Of course the ACA’s supporters hoped tax credits would be available in all fifty states, just as they hoped the Medicaid expansion would be available in all fifty states. In both cases, they expected states to cooperate. Time and again ACA proponents said states would create their own exchanges. What no member of Congress ever said during deliberations over the ACA, however, is that there would be tax credits in federal exchanges. Despite years of looking, not a single contemporaneous statement making this simple claim has been found. That Congress did not anticipate that states might refuse to create exchanges, and did not consider whether the law adequately addressed that potentiality, does not give the IRS or the courts the authority to correct the legislature’s handiwork. Congress chose to enact what even its supporters recognized was a flawed bill, because there were not enough votes to craft an alternative and because, in their view, a flawed bill was better than no bill. Most preferred the exchange provisions embodied in the House health care reform bill, but that was not what Congress enacted.

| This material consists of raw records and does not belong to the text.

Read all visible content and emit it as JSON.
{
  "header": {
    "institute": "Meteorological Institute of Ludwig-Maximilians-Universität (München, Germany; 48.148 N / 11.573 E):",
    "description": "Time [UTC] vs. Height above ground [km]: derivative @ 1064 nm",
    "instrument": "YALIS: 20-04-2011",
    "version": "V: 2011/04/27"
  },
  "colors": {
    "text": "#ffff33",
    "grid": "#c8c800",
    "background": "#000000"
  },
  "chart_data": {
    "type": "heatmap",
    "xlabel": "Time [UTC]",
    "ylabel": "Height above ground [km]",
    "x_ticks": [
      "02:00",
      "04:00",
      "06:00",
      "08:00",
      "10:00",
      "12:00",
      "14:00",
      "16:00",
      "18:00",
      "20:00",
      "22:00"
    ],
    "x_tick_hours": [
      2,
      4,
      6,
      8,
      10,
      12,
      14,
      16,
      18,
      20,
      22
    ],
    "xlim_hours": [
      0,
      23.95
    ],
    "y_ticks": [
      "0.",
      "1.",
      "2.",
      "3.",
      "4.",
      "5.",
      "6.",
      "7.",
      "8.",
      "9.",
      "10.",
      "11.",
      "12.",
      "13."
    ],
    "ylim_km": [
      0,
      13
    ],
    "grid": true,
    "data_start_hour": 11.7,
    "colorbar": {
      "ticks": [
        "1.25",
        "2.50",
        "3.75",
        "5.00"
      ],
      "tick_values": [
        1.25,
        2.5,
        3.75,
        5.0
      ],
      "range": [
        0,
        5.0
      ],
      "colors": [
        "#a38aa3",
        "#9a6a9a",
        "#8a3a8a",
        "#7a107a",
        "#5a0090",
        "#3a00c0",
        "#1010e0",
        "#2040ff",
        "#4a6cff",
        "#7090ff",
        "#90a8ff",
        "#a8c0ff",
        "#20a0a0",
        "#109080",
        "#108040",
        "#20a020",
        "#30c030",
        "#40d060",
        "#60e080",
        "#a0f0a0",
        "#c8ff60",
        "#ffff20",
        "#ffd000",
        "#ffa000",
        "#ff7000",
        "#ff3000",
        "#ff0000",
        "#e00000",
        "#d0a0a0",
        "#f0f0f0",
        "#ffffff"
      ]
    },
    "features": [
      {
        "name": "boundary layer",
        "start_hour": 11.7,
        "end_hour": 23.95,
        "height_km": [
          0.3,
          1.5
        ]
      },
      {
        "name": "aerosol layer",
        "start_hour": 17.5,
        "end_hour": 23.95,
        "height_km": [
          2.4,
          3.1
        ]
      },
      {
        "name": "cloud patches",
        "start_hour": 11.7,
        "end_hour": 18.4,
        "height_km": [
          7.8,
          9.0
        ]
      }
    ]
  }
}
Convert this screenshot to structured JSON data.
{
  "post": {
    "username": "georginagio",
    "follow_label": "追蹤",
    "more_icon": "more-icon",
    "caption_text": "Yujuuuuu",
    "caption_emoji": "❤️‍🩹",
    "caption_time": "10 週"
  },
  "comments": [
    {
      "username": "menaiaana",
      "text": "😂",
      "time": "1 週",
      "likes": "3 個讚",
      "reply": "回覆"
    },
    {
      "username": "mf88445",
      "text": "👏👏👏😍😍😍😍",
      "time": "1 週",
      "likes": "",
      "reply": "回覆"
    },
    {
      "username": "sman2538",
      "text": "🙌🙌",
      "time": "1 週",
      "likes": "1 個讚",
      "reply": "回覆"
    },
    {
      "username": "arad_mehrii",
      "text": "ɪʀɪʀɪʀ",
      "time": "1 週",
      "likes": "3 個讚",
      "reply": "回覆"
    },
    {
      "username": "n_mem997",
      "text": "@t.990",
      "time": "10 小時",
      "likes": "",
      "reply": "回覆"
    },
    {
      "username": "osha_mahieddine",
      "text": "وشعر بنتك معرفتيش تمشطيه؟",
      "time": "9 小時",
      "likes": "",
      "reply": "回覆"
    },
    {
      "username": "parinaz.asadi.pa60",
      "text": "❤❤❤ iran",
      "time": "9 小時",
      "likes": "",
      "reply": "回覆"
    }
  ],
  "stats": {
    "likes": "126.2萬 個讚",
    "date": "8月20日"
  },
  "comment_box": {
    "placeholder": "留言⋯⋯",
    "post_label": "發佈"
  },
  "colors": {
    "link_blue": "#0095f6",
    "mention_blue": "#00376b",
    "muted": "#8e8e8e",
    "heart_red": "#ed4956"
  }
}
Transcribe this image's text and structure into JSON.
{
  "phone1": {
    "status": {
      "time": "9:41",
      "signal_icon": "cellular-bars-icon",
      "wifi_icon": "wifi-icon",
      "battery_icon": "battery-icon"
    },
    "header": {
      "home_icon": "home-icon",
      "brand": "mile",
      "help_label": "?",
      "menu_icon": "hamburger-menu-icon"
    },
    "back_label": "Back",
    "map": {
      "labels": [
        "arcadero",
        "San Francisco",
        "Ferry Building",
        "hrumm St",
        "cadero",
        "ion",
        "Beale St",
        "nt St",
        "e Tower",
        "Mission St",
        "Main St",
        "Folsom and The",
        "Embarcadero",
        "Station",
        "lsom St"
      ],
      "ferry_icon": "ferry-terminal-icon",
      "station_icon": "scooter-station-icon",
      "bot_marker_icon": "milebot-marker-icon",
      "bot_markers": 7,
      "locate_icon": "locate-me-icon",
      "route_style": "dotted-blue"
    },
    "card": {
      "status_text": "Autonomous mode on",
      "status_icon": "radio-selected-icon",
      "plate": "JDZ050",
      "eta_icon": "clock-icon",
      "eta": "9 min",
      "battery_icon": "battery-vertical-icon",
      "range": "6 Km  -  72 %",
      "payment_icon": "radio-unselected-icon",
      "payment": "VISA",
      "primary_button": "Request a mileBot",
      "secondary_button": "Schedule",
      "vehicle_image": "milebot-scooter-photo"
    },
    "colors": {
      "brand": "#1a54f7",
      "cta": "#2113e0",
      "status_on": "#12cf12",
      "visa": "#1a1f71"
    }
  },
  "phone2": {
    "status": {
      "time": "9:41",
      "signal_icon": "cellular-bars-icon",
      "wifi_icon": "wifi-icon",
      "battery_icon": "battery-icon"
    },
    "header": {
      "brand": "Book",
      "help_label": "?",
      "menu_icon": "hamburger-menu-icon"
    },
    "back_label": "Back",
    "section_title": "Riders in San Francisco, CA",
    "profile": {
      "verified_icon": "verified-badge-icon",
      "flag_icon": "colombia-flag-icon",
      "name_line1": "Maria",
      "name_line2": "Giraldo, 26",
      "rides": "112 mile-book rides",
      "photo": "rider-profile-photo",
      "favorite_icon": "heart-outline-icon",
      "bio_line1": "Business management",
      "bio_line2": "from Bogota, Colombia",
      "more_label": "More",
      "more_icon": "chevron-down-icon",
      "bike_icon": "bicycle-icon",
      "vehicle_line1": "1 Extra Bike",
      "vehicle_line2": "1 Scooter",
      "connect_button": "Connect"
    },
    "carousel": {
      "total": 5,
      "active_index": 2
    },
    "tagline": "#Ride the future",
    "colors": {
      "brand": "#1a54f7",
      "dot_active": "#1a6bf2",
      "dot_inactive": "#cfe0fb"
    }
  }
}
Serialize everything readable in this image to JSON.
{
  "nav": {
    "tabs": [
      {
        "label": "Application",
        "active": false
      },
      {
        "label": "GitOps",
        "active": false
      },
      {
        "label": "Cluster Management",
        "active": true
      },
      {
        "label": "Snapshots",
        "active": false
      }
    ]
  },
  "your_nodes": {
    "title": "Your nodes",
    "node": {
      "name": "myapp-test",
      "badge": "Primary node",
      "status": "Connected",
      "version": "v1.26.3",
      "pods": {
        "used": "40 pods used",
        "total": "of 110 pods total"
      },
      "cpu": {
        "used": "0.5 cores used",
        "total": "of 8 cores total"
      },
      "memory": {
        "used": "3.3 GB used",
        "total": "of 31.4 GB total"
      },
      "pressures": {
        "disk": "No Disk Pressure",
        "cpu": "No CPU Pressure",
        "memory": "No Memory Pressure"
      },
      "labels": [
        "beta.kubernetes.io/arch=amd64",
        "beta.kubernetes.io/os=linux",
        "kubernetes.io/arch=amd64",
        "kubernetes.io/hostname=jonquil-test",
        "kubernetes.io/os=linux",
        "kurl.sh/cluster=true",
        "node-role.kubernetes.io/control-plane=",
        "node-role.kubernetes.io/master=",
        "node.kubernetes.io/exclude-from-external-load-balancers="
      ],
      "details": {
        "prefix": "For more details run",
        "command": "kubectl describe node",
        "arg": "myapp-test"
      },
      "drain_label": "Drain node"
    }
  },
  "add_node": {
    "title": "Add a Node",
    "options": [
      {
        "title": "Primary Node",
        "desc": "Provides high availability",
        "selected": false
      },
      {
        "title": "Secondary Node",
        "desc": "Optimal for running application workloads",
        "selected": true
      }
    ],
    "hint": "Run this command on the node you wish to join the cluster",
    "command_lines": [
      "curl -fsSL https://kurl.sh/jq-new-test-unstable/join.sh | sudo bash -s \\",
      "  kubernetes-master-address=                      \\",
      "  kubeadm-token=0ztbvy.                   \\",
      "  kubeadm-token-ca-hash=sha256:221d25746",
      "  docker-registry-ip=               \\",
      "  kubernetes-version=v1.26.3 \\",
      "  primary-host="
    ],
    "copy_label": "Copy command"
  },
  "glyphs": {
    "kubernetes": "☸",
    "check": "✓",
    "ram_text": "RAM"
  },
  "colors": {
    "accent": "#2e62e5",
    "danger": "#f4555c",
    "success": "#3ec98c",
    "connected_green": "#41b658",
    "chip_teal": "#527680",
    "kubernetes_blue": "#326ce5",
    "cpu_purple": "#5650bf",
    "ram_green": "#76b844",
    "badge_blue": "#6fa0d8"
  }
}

A victory for the plaintiffs would certainly prove disruptive in those states that have refused to establish their own exchanges. How disruptive, though, will depend on how policymakers respond. University of Michigan law professor Nicholas Bagley has explored potential fixes that might be available should the plaintiffs prevail. The ACA also contains a waiver provision in Section 1332, effective in 2017, that may provide a means for states to seek tax credits and subsidies without creating their own exchanges. Finally, some Republicans have endorsed alternative health reform measures that would provide premium assistance for low-income individuals and expand insurance coverage. In other words, both sides may be exaggerating the practical impact of a victory for the plaintiffs in King.
Were this case not about the ACA, it would present an easy and straightforward case of statutory interpretation. In 2011, when I first made the case that tax credits are only available in state-established exchanges, it was not particularly controversial. National Federation of Independent Business v. Sebelius had not reached the Supreme Court, most states seemed to be on their way to create exchanges, and no one saw how the claim could be litigated. Given all that has transpired since, the case has become a proxy battle over the ACA itself, and partisans have lined up based upon their views of the statute. That should not obscure the simple fact that the law clearly says what it says, that it means what it says, and that if Congress made an error, it is up to Congress to fix it.